Nobel Peace Prize
The Nobel Peace Prize is one of the five Nobel Prizes; it is awarded in Norway. The other four, awarded in Sweden, are in Physics, Chemistry, Physiology or Medicine and Literature. Each laureate receives a gold medal, a diploma and a quantity of money.
The Nobel Peace Prize is awarded by a committee of five persons who are chosen by the Norwegian Parliament.
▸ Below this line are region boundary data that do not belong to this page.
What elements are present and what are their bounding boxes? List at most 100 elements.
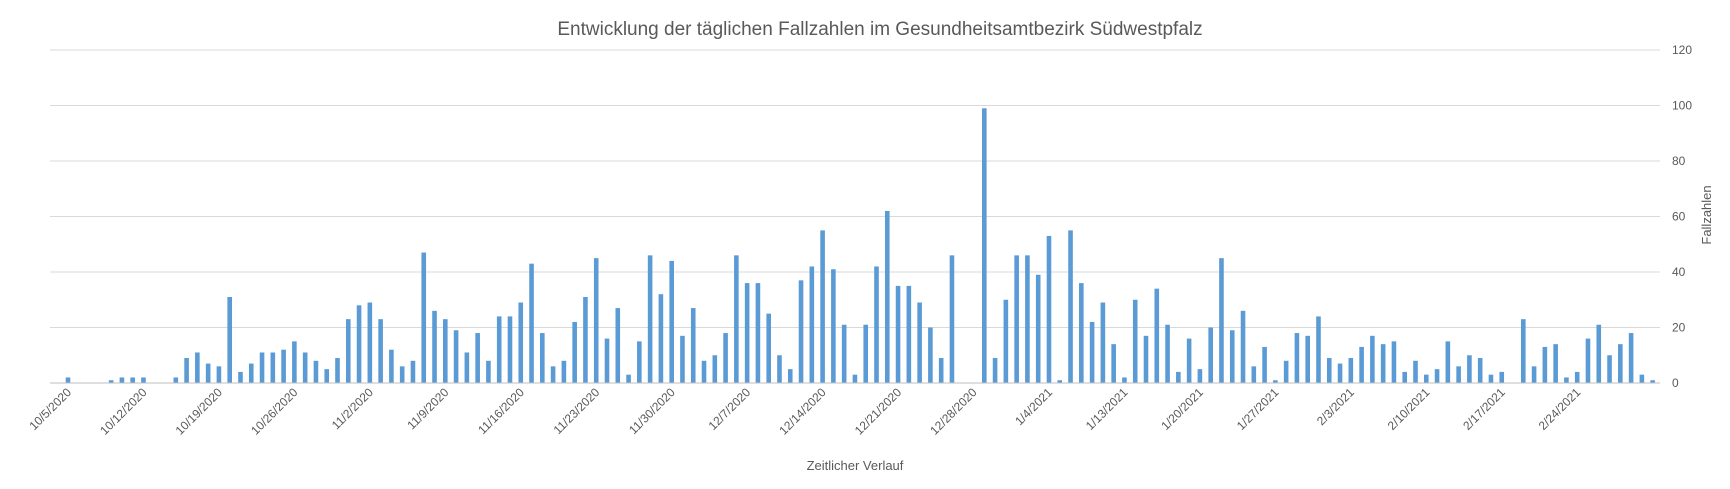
bar — [195, 352, 200, 383]
y-tick-label: 20 — [1672, 321, 1686, 335]
x-tick-label: 10/26/2020 — [248, 385, 301, 438]
bar — [432, 310, 437, 383]
y-axis-title: Fallzahlen — [1699, 185, 1714, 244]
bar — [324, 369, 330, 384]
x-tick-label: 12/21/2020 — [852, 385, 905, 438]
x-tick-label: 12/28/2020 — [927, 385, 980, 438]
bar — [173, 377, 179, 383]
bar — [1488, 374, 1494, 383]
bar — [1305, 335, 1310, 383]
bar — [1165, 324, 1170, 383]
bar — [184, 358, 189, 383]
bar — [292, 341, 297, 384]
bar — [65, 377, 71, 383]
bar — [949, 255, 955, 383]
bar — [1423, 374, 1429, 383]
bar — [1240, 310, 1246, 383]
bar — [604, 338, 610, 383]
bar — [1650, 380, 1655, 383]
y-tick-label: 120 — [1672, 43, 1692, 57]
bar — [1262, 346, 1267, 383]
bar — [1542, 346, 1548, 383]
bar — [1628, 333, 1634, 383]
x-axis-title: Zeitlicher Verlauf — [807, 458, 904, 473]
bar — [1122, 377, 1127, 383]
x-tick-label: 2/3/2021 — [1314, 385, 1357, 428]
bar — [701, 360, 707, 383]
x-tick-label: 2/24/2021 — [1536, 385, 1584, 433]
x-tick-label: 2/10/2021 — [1385, 385, 1433, 433]
bar — [259, 352, 265, 383]
bar — [841, 324, 847, 383]
bar — [561, 360, 567, 383]
bar — [820, 230, 825, 384]
bar — [550, 366, 556, 383]
bar — [884, 210, 890, 383]
bar — [1402, 371, 1408, 383]
bar — [356, 305, 362, 383]
bar — [507, 316, 513, 383]
bar — [680, 335, 685, 383]
bar — [1132, 299, 1138, 383]
bar — [1294, 333, 1300, 383]
bar — [992, 358, 998, 383]
bar — [216, 366, 222, 383]
bar — [1607, 355, 1612, 383]
bar — [615, 308, 621, 383]
bar — [410, 360, 416, 383]
bar — [583, 296, 588, 383]
bar — [281, 349, 286, 383]
bar — [1068, 230, 1073, 384]
bar — [1251, 366, 1257, 383]
bar — [1564, 377, 1569, 383]
bar — [734, 255, 739, 383]
bar — [1445, 341, 1451, 384]
gridlines — [50, 49, 1660, 328]
bar — [1035, 274, 1041, 383]
bar — [378, 319, 383, 383]
bar — [1154, 288, 1160, 383]
bar — [1618, 344, 1623, 383]
x-tick-label: 1/20/2021 — [1158, 385, 1206, 433]
bar — [744, 283, 750, 383]
bar — [637, 341, 642, 384]
bar — [453, 330, 459, 383]
bar — [690, 308, 696, 383]
bar — [917, 302, 922, 383]
bar — [1208, 327, 1213, 383]
bar — [1391, 341, 1397, 384]
bar — [1639, 374, 1645, 383]
bar — [852, 374, 858, 383]
bar — [389, 349, 394, 383]
bar — [270, 352, 276, 383]
chart-title: Entwicklung der täglichen Fallzahlen im … — [557, 19, 1202, 40]
bar — [572, 321, 577, 383]
x-tick-label: 1/4/2021 — [1012, 385, 1055, 428]
y-tick-label: 80 — [1672, 154, 1686, 168]
bar — [1014, 255, 1019, 383]
bar — [1380, 344, 1386, 383]
x-tick-label: 12/7/2020 — [706, 385, 754, 433]
bar — [1521, 319, 1526, 383]
bar — [238, 371, 243, 383]
bar — [1003, 299, 1009, 383]
bar — [130, 377, 135, 383]
bar — [486, 360, 491, 383]
bar — [1143, 335, 1149, 383]
bar — [475, 333, 480, 383]
bar — [1100, 302, 1106, 383]
bar — [399, 366, 405, 383]
bar — [540, 333, 545, 383]
bar — [1574, 371, 1580, 383]
bar — [1057, 380, 1063, 383]
bar — [1046, 235, 1052, 383]
bar — [1456, 366, 1461, 383]
bar — [302, 352, 308, 383]
y-tick-label: 40 — [1672, 265, 1686, 279]
bar — [421, 252, 427, 383]
bar — [928, 327, 933, 383]
bar — [1111, 344, 1116, 383]
x-tick-label: 1/13/2021 — [1083, 385, 1131, 433]
bar — [1370, 335, 1375, 383]
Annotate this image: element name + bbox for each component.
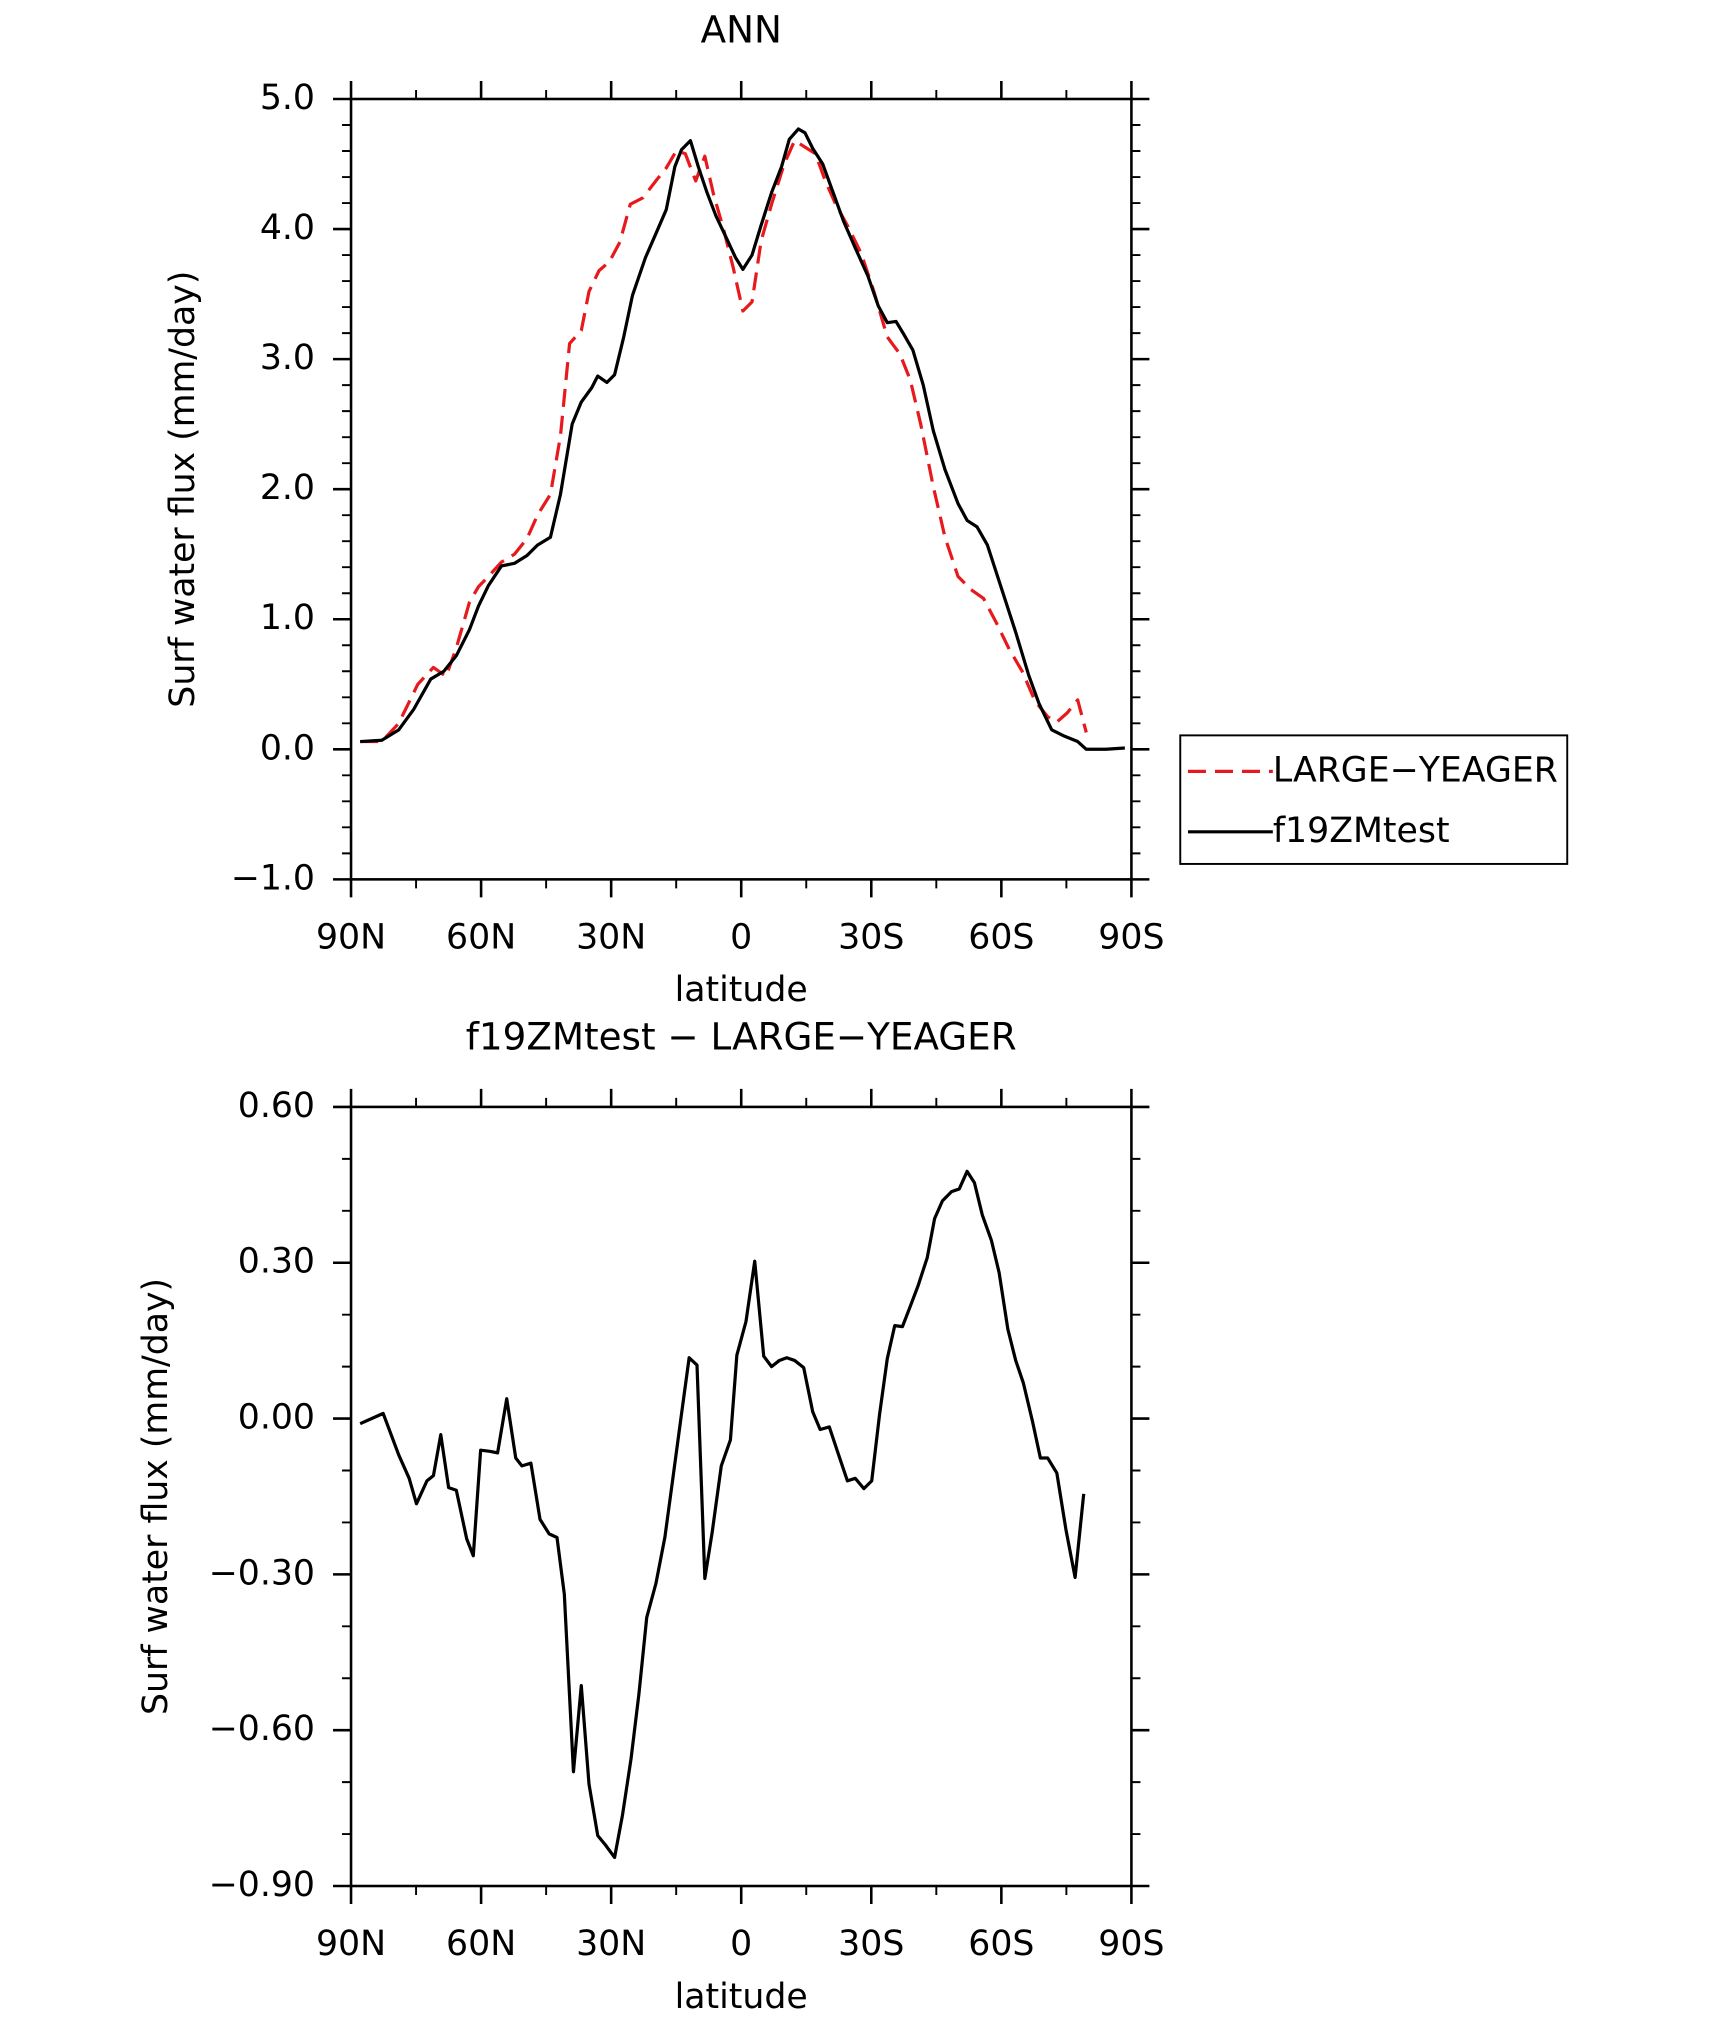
y-tick-label: 1.0 — [260, 598, 315, 638]
y-tick-label: −1.0 — [231, 858, 315, 898]
data-line — [359, 1169, 1086, 1860]
y-tick-label: 0.60 — [238, 1086, 315, 1126]
plot-frame — [349, 1105, 1133, 1888]
x-tick-label: 60S — [968, 918, 1034, 958]
x-tick-label: 0 — [730, 918, 752, 958]
x-tick-label: 30S — [838, 918, 904, 958]
data-line — [360, 127, 1125, 751]
plot-frame — [349, 97, 1133, 881]
x-tick-label: 60S — [968, 1924, 1034, 1964]
legend-label: f19ZMtest — [1273, 811, 1450, 851]
x-tick-label: 30N — [576, 1924, 646, 1964]
y-tick-label: −0.90 — [209, 1865, 315, 1905]
chart-title: ANN — [701, 8, 782, 52]
y-tick-label: 4.0 — [260, 208, 315, 248]
y-tick-label: 2.0 — [260, 468, 315, 508]
data-line — [360, 139, 1088, 744]
plot: f19ZMtest − LARGE−YEAGER latitude Surf wat… — [136, 1014, 1165, 2017]
y-tick-label: 0.30 — [238, 1242, 315, 1282]
x-tick-label: 60N — [446, 1924, 516, 1964]
x-tick-label: 90S — [1098, 918, 1164, 958]
x-tick-label: 0 — [730, 1924, 752, 1964]
x-tick-label: 90N — [316, 918, 386, 958]
y-tick-label: −0.30 — [209, 1553, 315, 1593]
x-tick-label: 30S — [838, 1924, 904, 1964]
x-tick-label: 60N — [446, 918, 516, 958]
y-axis-label: Surf water flux (mm/day) — [163, 271, 203, 708]
x-tick-label: 30N — [576, 918, 646, 958]
y-tick-label: 3.0 — [260, 338, 315, 378]
x-axis-label: latitude — [675, 970, 808, 1010]
legend-label: LARGE−YEAGER — [1273, 750, 1558, 790]
y-tick-label: −0.60 — [209, 1709, 315, 1749]
x-tick-label: 90S — [1098, 1924, 1164, 1964]
y-axis-label: Surf water flux (mm/day) — [136, 1278, 176, 1715]
y-tick-label: 0.00 — [238, 1398, 315, 1438]
y-tick-label: 0.0 — [260, 728, 315, 768]
x-tick-label: 90N — [316, 1924, 386, 1964]
plot: ANN latitude Surf water flux (mm/day) 5.0 4.… — [163, 8, 1569, 1010]
x-axis-label: latitude — [675, 1977, 808, 2017]
chart-title: f19ZMtest − LARGE−YEAGER — [466, 1014, 1017, 1058]
y-tick-label: 5.0 — [260, 78, 315, 118]
legend-box — [1179, 734, 1569, 865]
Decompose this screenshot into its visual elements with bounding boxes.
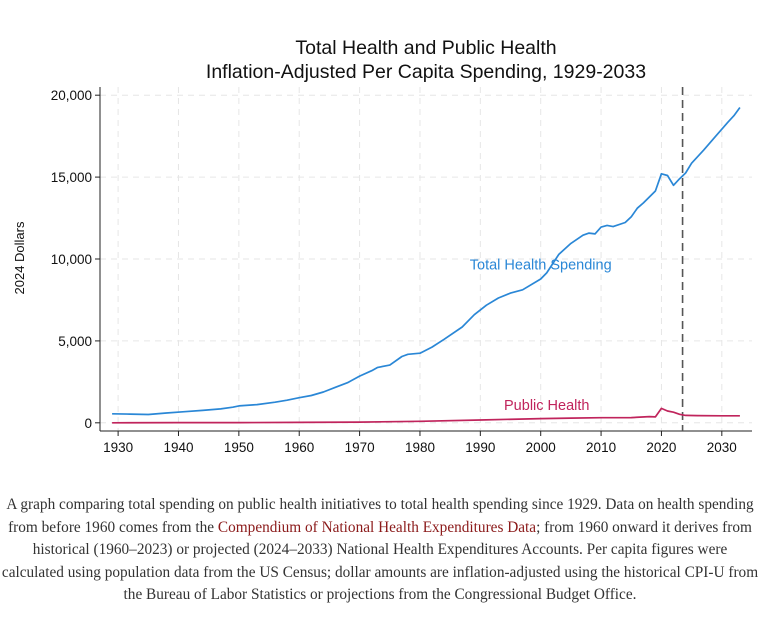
y-tick-label: 20,000 <box>51 88 92 103</box>
total-health-spending-line <box>112 106 741 416</box>
x-tick-label: 1990 <box>465 440 495 455</box>
chart-title-line1: Total Health and Public Health <box>295 37 556 59</box>
public-health-label: Public Health <box>504 398 589 414</box>
y-tick-label: 15,000 <box>51 170 92 185</box>
y-tick-label: 0 <box>84 416 92 431</box>
x-tick-label: 2000 <box>526 440 556 455</box>
series-lines: Total Health Spending Public Health <box>112 87 741 431</box>
y-tick-label: 10,000 <box>51 252 92 267</box>
y-axis-label: 2024 Dollars <box>12 221 27 294</box>
x-tick-label: 1930 <box>103 440 133 455</box>
x-tick-label: 1980 <box>405 440 435 455</box>
x-tick-label: 2010 <box>586 440 616 455</box>
axes: 1930 1940 1950 1960 1970 1980 1990 2000 2010 2020… <box>51 87 752 455</box>
caption-text-end: ; from 1960 onward it derives from histo… <box>1 518 759 604</box>
gridlines <box>100 87 752 431</box>
figure-caption: A graph comparing total spending on publ… <box>0 494 760 607</box>
x-tick-label: 1940 <box>163 440 193 455</box>
x-tick-label: 2020 <box>646 440 676 455</box>
caption-text-start: A graph comparing total spending on publ… <box>6 496 754 536</box>
x-tick-label: 1960 <box>284 440 314 455</box>
x-tick-label: 1970 <box>345 440 375 455</box>
x-tick-label: 2030 <box>707 440 737 455</box>
public-health-line <box>112 407 740 424</box>
chart-title-line2: Inflation-Adjusted Per Capita Spending, … <box>206 61 646 83</box>
compendium-link[interactable]: Compendium of National Health Expenditur… <box>217 518 537 536</box>
x-tick-label: 1950 <box>224 440 254 455</box>
y-tick-label: 5,000 <box>58 334 92 349</box>
health-spending-chart: Total Health and Public Health Inflation… <box>12 37 752 455</box>
total-health-spending-label: Total Health Spending <box>470 258 612 274</box>
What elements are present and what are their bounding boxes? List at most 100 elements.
It has been awarded 91 times to 121 Nobel Laureates between 1901 and 2010. President Jimmy Carter won the award in 2002, and Nelson Mandela in 1993, together with Frederik Willem de Klerk.
Peace was the fifth and final prize area that Alfred Nobel mentioned in his will:
“The said interest shall be divided into five equal parts, which shall be apportioned as follows: /- - -/ one part to the person who shall have done the most or the best work for fraternity between nations, the abolition or reduction of standing armies and for the holding and promotion of peace congresses.” (Excerpt from the will of Alfred Nobel written in 1895.) 
For the 2011 Nobel Peace Prize:
The Norwegian Nobel Committee has received 241 valid nominations, among them, 188 individuals and 53 organizations. This is the highest number of nominations ever received. The previous record was 237 different candidates, in 2010.